How do we diagnose multicollinearity?

  1. Look at the pairwise correlations between all of he predictor variables either by a correlation matrix or by a scatterplot matrix (try the package corrplot)

  2. Calculate the Variance Inflation Factor. A large VIF may be > 5 or > 10 (depends who you ask). Two covariates have to be very correlated for this to be an issue.

\[ \text{VIF} = \frac{1}{1 - R^2_{p - 1}} \] 3. Do a principal components analysis (PCA) to see which covariates are highly correlated (we will get into this Week 14).

How do we deal with multicollinearity?

  1. If the goal of your model is prediction, multicollinearity isn’t necessarily a problem. It may be best to leave all predictors in the model, even if they are collinear.

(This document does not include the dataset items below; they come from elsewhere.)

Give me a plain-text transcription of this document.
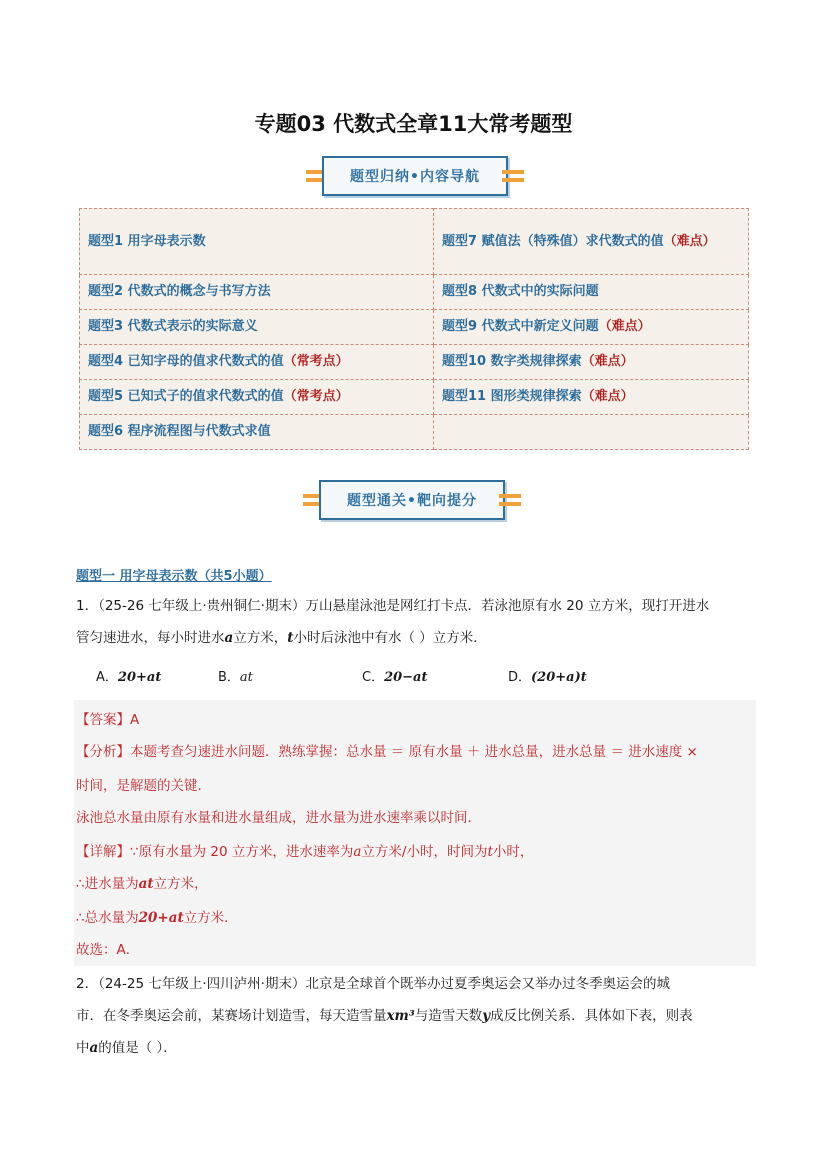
专题03 代数式全章11大常考题型
题型归纳•内容导航
题型1 用字母表示数	题型7 赋值法（特殊值）求代数式的值（难点）
题型2 代数式的概念与书写方法	题型8 代数式中的实际问题
题型3 代数式表示的实际意义	题型9 代数式中新定义问题（难点）
题型4 已知字母的值求代数式的值（常考点）	题型10 数字类规律探索（难点）
题型5 已知式子的值求代数式的值（常考点）	题型11 图形类规律探索（难点）
题型6 程序流程图与代数式求值	
题型通关•靶向提分
题型一 用字母表示数（共5小题）
1．（25-26 七年级上·贵州铜仁·期末）万山悬崖泳池是网红打卡点．若泳池原有水 20 立方米，现打开进水
管匀速进水，每小时进水a立方米，t小时后泳池中有水（ ）立方米．
A．20+at	B．at	C．20−at	D．(20+a)t
【答案】A
【分析】本题考查匀速进水问题．熟练掌握：总水量 ＝ 原有水量 ＋ 进水总量，进水总量 ＝ 进水速度 ×
时间，是解题的关键．
泳池总水量由原有水量和进水量组成，进水量为进水速率乘以时间．
【详解】∵原有水量为 20 立方米，进水速率为a立方米/小时，时间为t小时，
∴进水量为at立方米，
∴总水量为20+at立方米．
故选：A．
2．（24-25 七年级上·四川泸州·期末）北京是全球首个既举办过夏季奥运会又举办过冬季奥运会的城
市．在冬季奥运会前，某赛场计划造雪，每天造雪量xm³与造雪天数y成反比例关系．具体如下表，则表
中a的值是（ ）．
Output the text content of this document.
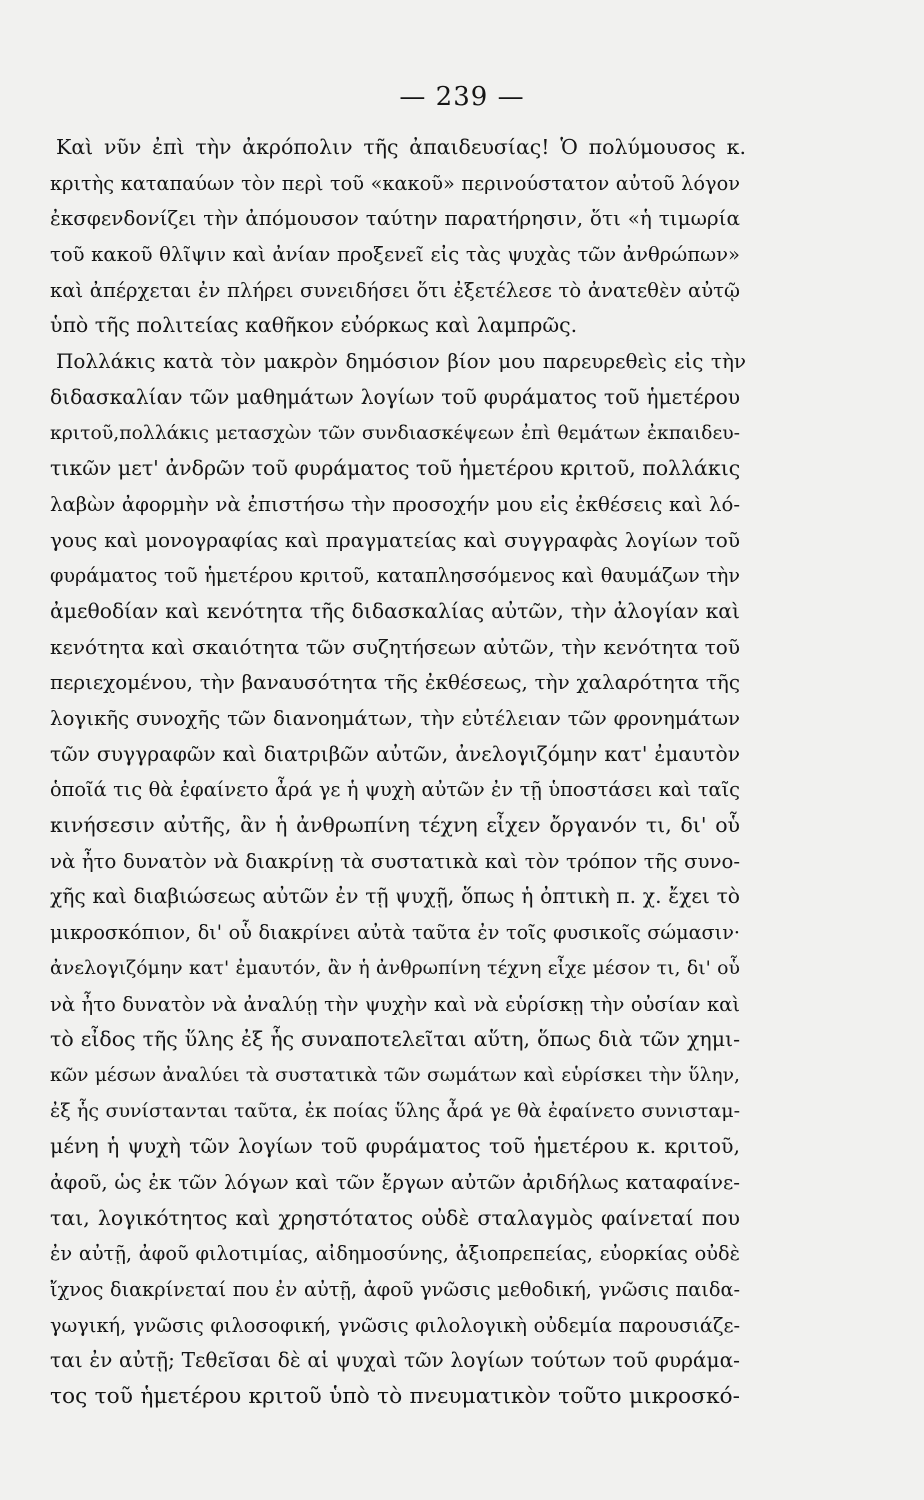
— 239 —
Καὶ νῦν ἐπὶ τὴν ἀκρόπολιν τῆς ἀπαιδευσίας! Ὁ πολύμουσος κ.
κριτὴς καταπαύων τὸν περὶ τοῦ «κακοῦ» περινούστατον αὐτοῦ λόγον
ἐκσφενδονίζει τὴν ἀπόμουσον ταύτην παρατήρησιν, ὅτι «ἡ τιμωρία
τοῦ κακοῦ θλῖψιν καὶ ἀνίαν προξενεῖ εἰς τὰς ψυχὰς τῶν ἀνθρώπων»
καὶ ἀπέρχεται ἐν πλήρει συνειδήσει ὅτι ἐξετέλεσε τὸ ἀνατεθὲν αὐτῷ
ὑπὸ τῆς πολιτείας καθῆκον εὐόρκως καὶ λαμπρῶς.
Πολλάκις κατὰ τὸν μακρὸν δημόσιον βίον μου παρευρεθεὶς εἰς τὴν
διδασκαλίαν τῶν μαθημάτων λογίων τοῦ φυράματος τοῦ ἡμετέρου
κριτοῦ,πολλάκις μετασχὼν τῶν συνδιασκέψεων ἐπὶ θεμάτων ἐκπαιδευ-
τικῶν μετ' ἀνδρῶν τοῦ φυράματος τοῦ ἡμετέρου κριτοῦ, πολλάκις
λαβὼν ἀφορμὴν νὰ ἐπιστήσω τὴν προσοχήν μου εἰς ἐκθέσεις καὶ λό-
γους καὶ μονογραφίας καὶ πραγματείας καὶ συγγραφὰς λογίων τοῦ
φυράματος τοῦ ἡμετέρου κριτοῦ, καταπλησσόμενος καὶ θαυμάζων τὴν
ἀμεθοδίαν καὶ κενότητα τῆς διδασκαλίας αὐτῶν, τὴν ἀλογίαν καὶ
κενότητα καὶ σκαιότητα τῶν συζητήσεων αὐτῶν, τὴν κενότητα τοῦ
περιεχομένου, τὴν βαναυσότητα τῆς ἐκθέσεως, τὴν χαλαρότητα τῆς
λογικῆς συνοχῆς τῶν διανοημάτων, τὴν εὐτέλειαν τῶν φρονημάτων
τῶν συγγραφῶν καὶ διατριβῶν αὐτῶν, ἀνελογιζόμην κατ' ἐμαυτὸν
ὁποῖά τις θὰ ἐφαίνετο ἆρά γε ἡ ψυχὴ αὐτῶν ἐν τῇ ὑποστάσει καὶ ταῖς
κινήσεσιν αὐτῆς, ἂν ἡ ἀνθρωπίνη τέχνη εἶχεν ὄργανόν τι, δι' οὗ
νὰ ἦτο δυνατὸν νὰ διακρίνῃ τὰ συστατικὰ καὶ τὸν τρόπον τῆς συνο-
χῆς καὶ διαβιώσεως αὐτῶν ἐν τῇ ψυχῇ, ὅπως ἡ ὀπτικὴ π. χ. ἔχει τὸ
μικροσκόπιον, δι' οὗ διακρίνει αὐτὰ ταῦτα ἐν τοῖς φυσικοῖς σώμασιν·
ἀνελογιζόμην κατ' ἐμαυτόν, ἂν ἡ ἀνθρωπίνη τέχνη εἶχε μέσον τι, δι' οὗ
νὰ ἦτο δυνατὸν νὰ ἀναλύῃ τὴν ψυχὴν καὶ νὰ εὑρίσκῃ τὴν οὐσίαν καὶ
τὸ εἶδος τῆς ὕλης ἐξ ἧς συναποτελεῖται αὕτη, ὅπως διὰ τῶν χημι-
κῶν μέσων ἀναλύει τὰ συστατικὰ τῶν σωμάτων καὶ εὑρίσκει τὴν ὕλην,
ἐξ ἧς συνίστανται ταῦτα, ἐκ ποίας ὕλης ἆρά γε θὰ ἐφαίνετο συνισταμ-
μένη ἡ ψυχὴ τῶν λογίων τοῦ φυράματος τοῦ ἡμετέρου κ. κριτοῦ,
ἀφοῦ, ὡς ἐκ τῶν λόγων καὶ τῶν ἔργων αὐτῶν ἀριδήλως καταφαίνε-
ται, λογικότητος καὶ χρηστότατος οὐδὲ σταλαγμὸς φαίνεταί που
ἐν αὐτῇ, ἀφοῦ φιλοτιμίας, αἰδημοσύνης, ἀξιοπρεπείας, εὐορκίας οὐδὲ
ἴχνος διακρίνεταί που ἐν αὐτῇ, ἀφοῦ γνῶσις μεθοδική, γνῶσις παιδα-
γωγική, γνῶσις φιλοσοφική, γνῶσις φιλολογικὴ οὐδεμία παρουσιάζε-
ται ἐν αὐτῇ; Τεθεῖσαι δὲ αἱ ψυχαὶ τῶν λογίων τούτων τοῦ φυράμα-
τος τοῦ ἡμετέρου κριτοῦ ὑπὸ τὸ πνευματικὸν τοῦτο μικροσκό-
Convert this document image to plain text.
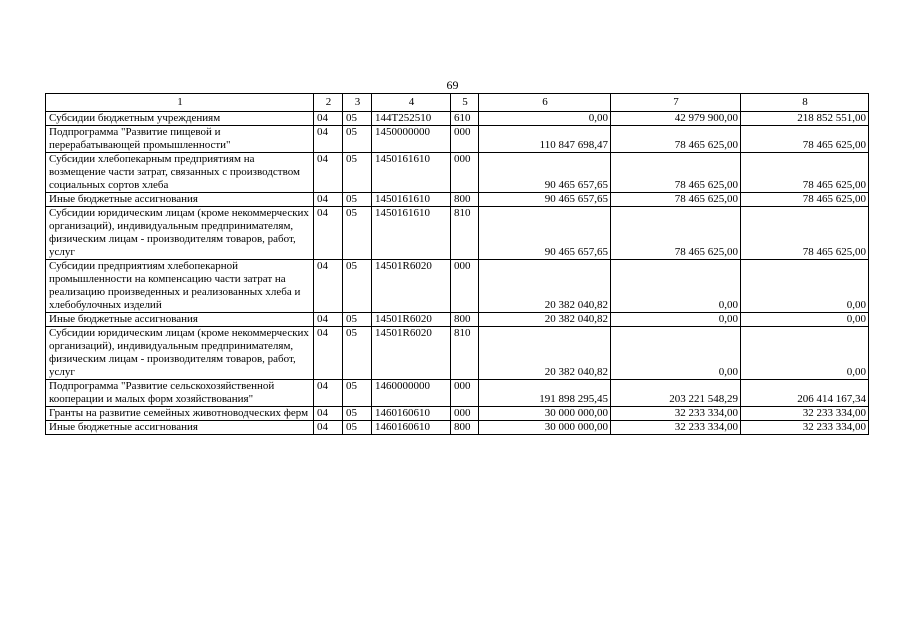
69
1	2	3	4	5	6	7	8
Субсидии бюджетным учреждениям	04	05	144Т252510	610	0,00	42 979 900,00	218 852 551,00
Подпрограмма "Развитие пищевой и перерабатывающей промышленности"	04	05	1450000000	000	110 847 698,47	78 465 625,00	78 465 625,00
Субсидии хлебопекарным предприятиям на возмещение части затрат, связанных с производством социальных сортов хлеба	04	05	1450161610	000	90 465 657,65	78 465 625,00	78 465 625,00
Иные бюджетные ассигнования	04	05	1450161610	800	90 465 657,65	78 465 625,00	78 465 625,00
Субсидии юридическим лицам (кроме некоммерческих организаций), индивидуальным предпринимателям, физическим лицам - производителям товаров, работ, услуг	04	05	1450161610	810	90 465 657,65	78 465 625,00	78 465 625,00
Субсидии предприятиям хлебопекарной промышленности на компенсацию части затрат на реализацию произведенных и реализованных хлеба и хлебобулочных изделий	04	05	14501R6020	000	20 382 040,82	0,00	0,00
Иные бюджетные ассигнования	04	05	14501R6020	800	20 382 040,82	0,00	0,00
Субсидии юридическим лицам (кроме некоммерческих организаций), индивидуальным предпринимателям, физическим лицам - производителям товаров, работ, услуг	04	05	14501R6020	810	20 382 040,82	0,00	0,00
Подпрограмма "Развитие сельскохозяйственной кооперации и малых форм хозяйствования"	04	05	1460000000	000	191 898 295,45	203 221 548,29	206 414 167,34
Гранты на развитие семейных животноводческих ферм	04	05	1460160610	000	30 000 000,00	32 233 334,00	32 233 334,00
Иные бюджетные ассигнования	04	05	1460160610	800	30 000 000,00	32 233 334,00	32 233 334,00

  2. Remove the highly correlated predictors, starting with the least biologically interesting ones

  3. Do a PCA, because the principal components are guaranteed to be orthogonal (completely uncorrelated). However, this does make hypothesis testing difficult, because the parameters will be combinations of the original variables.

How can we test hypotheses about model parameters in multiple regression?

  1. Compare individual parameters using a t-test

\[ \frac{\hat{\beta_1} - \beta_{1 | H_0}}{\text{SE}_{\hat{\beta_1}}} \sim t_{df} \]

How many degrees of freedom do we have for each model parameter? Let’s jump back to the distribution for the partial slope of covariate \(X_1\) out of \(p - 1\) total covariates. In our estimate of the unknown error variance \(\sigma^2_\epsilon\) (back from Week 9 lecture):

\[ s_\epsilon^2 = \frac{1}{n - p} \sum_{i = 1}^n (Y_i - \hat{Y_i})^2 \]

Calculating \(\hat{Y_i}\) requires \(\bar{Y}\) as well as the mean of each covariate (\(\bar{X_1}, \bar{X_2}, ..., \bar{X}_{p - 1}\)), so we lose \(p\) degrees of freedom.

  1. Compare the full model to the reduced model in which that particular term has been removed:

\[ \text{Full model: } Y_i = \beta_0 + \beta_1 X_{1i} + \beta_2 X_{2i} + \beta_3 X_{3i} + \beta_4 X_{4i} + \epsilon_i \]

\[ \text{Reduced model: } Y_i = \beta_0 + \beta_2 X_{2i} + \beta_3 X_{3i} + \beta_4 X_{4i} + \epsilon_i \]

Question: How can we compare these two models?

Click for Answer Since the models are nested, we can use the deviance difference.